There is no 10 in the 2nd equation ... movement on to the 3rd equation:

Decrease 2 times the 1st equation from the 3rd equation (simply do this in your head or on scratch newspaper):

elimination methods

And we get:

x + y + z = 6
2y + 5z = −4
3y 3z = xv

Next, eliminate y from 3rd equation.

Nosotros could subtract one½ times the 2nd equation from the 3rd equation (because ane½ times two is 3) ...
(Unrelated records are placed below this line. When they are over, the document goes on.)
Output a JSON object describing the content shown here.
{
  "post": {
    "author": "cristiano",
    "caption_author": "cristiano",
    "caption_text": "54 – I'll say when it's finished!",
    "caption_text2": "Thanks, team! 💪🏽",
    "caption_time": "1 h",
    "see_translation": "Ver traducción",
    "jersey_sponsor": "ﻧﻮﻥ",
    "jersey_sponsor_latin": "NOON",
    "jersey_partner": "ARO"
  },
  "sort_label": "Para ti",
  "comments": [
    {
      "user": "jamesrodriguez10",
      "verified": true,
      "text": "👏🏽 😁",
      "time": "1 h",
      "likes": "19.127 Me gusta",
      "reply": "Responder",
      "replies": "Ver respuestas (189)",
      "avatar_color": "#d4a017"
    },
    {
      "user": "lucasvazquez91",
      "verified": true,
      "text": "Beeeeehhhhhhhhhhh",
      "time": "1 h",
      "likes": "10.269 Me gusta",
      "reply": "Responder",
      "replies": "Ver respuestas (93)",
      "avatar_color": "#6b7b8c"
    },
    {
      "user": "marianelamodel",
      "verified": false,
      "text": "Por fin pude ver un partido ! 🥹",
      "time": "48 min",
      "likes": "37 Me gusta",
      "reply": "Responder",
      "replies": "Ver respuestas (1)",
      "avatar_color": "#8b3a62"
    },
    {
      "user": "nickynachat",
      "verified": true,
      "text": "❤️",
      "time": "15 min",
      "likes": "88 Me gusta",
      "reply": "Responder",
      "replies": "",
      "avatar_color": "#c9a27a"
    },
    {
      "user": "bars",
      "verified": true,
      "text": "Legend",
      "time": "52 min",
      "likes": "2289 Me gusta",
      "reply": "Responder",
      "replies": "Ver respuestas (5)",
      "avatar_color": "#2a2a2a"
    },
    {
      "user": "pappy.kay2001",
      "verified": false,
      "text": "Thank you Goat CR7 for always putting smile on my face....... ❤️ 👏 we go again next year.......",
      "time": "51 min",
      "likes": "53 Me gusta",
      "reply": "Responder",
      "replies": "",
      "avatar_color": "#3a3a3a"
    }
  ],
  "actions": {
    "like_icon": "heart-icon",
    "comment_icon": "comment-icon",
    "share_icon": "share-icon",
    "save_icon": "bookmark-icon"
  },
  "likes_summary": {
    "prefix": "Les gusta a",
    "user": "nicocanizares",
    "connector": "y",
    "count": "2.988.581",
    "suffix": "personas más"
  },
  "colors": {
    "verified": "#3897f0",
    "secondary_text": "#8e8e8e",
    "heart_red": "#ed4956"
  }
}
... but we can avoid fractions if we:

  • multiply the tertiary equation past 2 and
  • multiply the 2d equation by iii

and then do the subtraction ... like this:

elimination methods

And we end up with:

x + y + z = half-dozen
2y + 5z = −4
z = −2

We now take that "triangle shape"!

At present go back up again "dorsum-substituting":

We know z, so 2y+5z=−4 becomes 2y−x=−four, then 2y=six, then y=3:

x + y + z = 6
y = 3
z = −ii

Then x+y+z=half-dozen becomes x+three−2=6, so x=6−3+two=five

x = 5
y = 3
z = −2

And the respond is:

x = v
y = 3
z = −2

Check: delight check for yourself.

General Communication

In one case you go used to the Emptying Method it becomes easier than Substitution, considering you just follow the steps and the answers appear.

But sometimes Exchange tin can give a quicker result.

  • Substitution is often easier for small cases (like 2 equations, or sometimes three equations)
  • Elimination is easier for larger cases

And it always pays to look over the equations first, to see if there is an easy shortcut ... and then experience helps.